GRAY: The example I used was Sitka and Juneau, and following the report we received from the census, Sitka had 4,148 and Juneau had 7,116. I think you will find those figures on that board there. Now what we have here, if we have one representative from Sitka and three from Juneau, Juneau has three times the representation as Sitka has, and they do not have twice as much population. Obviously unfair. So we give Sitka two representatives and Juneau two representatives. And now Sitka with only 4,000 population has the same representation as Juneau. Still unfair. And so the question is on differences, and getting to the fine point, which one is the most unfair. They are both unfair. Both propositions are unfair. It's a question of which has the greatest error. As long as you're handling mathematical figures and leaving the moral aspects out, it can be solved by mathematics, and take the difference and divide by the smaller, and you get a percentage of error. Take the other way around, and take the difference and divide by the smaller and you get your percentage of error, and of course, the assignment with the smaller error must therefore be the most fair distribution. Well, we'll go back and do it the other way first (indicating figures on blackboard) with this one, and that one -- bringing. this representation down to per representative, you have 4,148, and three into seven... And so you have 1,776. So 1,776 is the absolute error. Now we tried to tell you the other day that they found I could use absolute error, but we found out by advice from the experts that percentage of error is a finer distinction than the relative error. So we take the 1,776 and we divide it by the smaller number, and I get 74 per cent error.

HELLENTHAL: In other words that it might be off somewhat from true philosophical niceties, but it isn't mathematical error?

GRAY: No, it's an error in relative position. If these two figures were the same, it would be zero, and it's a question of relative fairness. If these two figures were the same, it would be absolutely fair. As long as you have one representative representing 4,140 and one representative for 2,372, the difference in representation, the relative difference is one representative is representing 1,736 more than the other, and you just work it down to percentage. So if you establish the one at 74 per cent, now we'll use the other figures here (computing figures on blackboard).

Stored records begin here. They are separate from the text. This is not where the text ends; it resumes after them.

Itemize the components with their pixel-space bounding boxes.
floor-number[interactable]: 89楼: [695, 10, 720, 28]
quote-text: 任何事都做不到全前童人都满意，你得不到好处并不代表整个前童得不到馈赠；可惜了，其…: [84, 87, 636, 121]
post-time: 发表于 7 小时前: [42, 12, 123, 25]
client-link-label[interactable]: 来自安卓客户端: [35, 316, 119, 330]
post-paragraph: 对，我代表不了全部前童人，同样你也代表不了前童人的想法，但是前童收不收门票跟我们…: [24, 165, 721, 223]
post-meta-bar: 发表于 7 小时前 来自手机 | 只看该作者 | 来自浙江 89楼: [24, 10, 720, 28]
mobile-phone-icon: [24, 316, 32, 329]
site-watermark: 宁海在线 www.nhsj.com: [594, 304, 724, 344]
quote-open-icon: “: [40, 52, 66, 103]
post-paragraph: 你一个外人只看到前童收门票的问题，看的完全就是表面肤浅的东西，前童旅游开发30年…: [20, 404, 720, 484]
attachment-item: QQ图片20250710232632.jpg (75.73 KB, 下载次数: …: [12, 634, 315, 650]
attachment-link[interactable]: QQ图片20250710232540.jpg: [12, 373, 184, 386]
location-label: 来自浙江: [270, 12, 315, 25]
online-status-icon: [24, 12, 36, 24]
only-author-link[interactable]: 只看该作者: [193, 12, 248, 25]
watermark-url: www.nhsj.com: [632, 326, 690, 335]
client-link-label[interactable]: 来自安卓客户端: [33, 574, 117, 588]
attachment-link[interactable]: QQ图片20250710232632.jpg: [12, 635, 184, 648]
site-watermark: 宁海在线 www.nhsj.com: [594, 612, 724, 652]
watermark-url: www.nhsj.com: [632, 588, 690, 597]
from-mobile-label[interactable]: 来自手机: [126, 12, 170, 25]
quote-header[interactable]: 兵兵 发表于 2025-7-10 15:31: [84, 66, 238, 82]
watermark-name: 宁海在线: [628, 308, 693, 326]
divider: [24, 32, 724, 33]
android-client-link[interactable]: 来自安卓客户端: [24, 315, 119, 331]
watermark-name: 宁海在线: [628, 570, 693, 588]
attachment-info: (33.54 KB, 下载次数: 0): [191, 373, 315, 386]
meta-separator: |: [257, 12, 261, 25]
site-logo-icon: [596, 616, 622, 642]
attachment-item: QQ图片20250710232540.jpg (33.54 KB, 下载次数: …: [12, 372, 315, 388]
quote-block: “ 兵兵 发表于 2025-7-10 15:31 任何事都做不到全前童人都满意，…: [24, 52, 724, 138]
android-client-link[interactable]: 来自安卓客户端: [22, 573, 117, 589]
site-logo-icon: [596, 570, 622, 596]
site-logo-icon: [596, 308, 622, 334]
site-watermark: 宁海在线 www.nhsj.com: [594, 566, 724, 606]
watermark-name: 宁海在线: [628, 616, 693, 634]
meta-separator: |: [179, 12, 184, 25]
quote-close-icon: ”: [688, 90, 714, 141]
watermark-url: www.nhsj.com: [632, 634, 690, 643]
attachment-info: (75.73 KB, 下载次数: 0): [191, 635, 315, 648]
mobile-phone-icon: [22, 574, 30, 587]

It gives a difference of 1,484. Take your 1,484 and divide it into these smaller numbers 2,074, and you come out with a 71 per cent difference. The other one was 74; this is 71. The error in representation was larger than the other, this being smaller. this must be the more nearly fair of the two.

LONDBORG: Mr. President, may I ask a question of Professor Gray? Aren't the two numbers reversed? The 2,074 should be divided into the 1,484?

GRAY: Correct.

(Laughter by the Convention)

GRAY: The answer came out the same. The idea is to come up with the right answer no matter how it's done. Anyone else that wishes to multiply with me may.

(Laughter by the Convention)

-Delegates Douglas Gray, John Hellenthal and Maynard Londborg, Day 50 of the Constitutional Convention, discussing the mathematical intricacies of developing an electoral apprortionment system

**Education:** United States Naval Academy, University of Washington

**Public Offices and Organizations:**

- US Game Warden - 1936-42
- Territorial House of Representatives - 1957-59
- State House of Representatives - 1959-61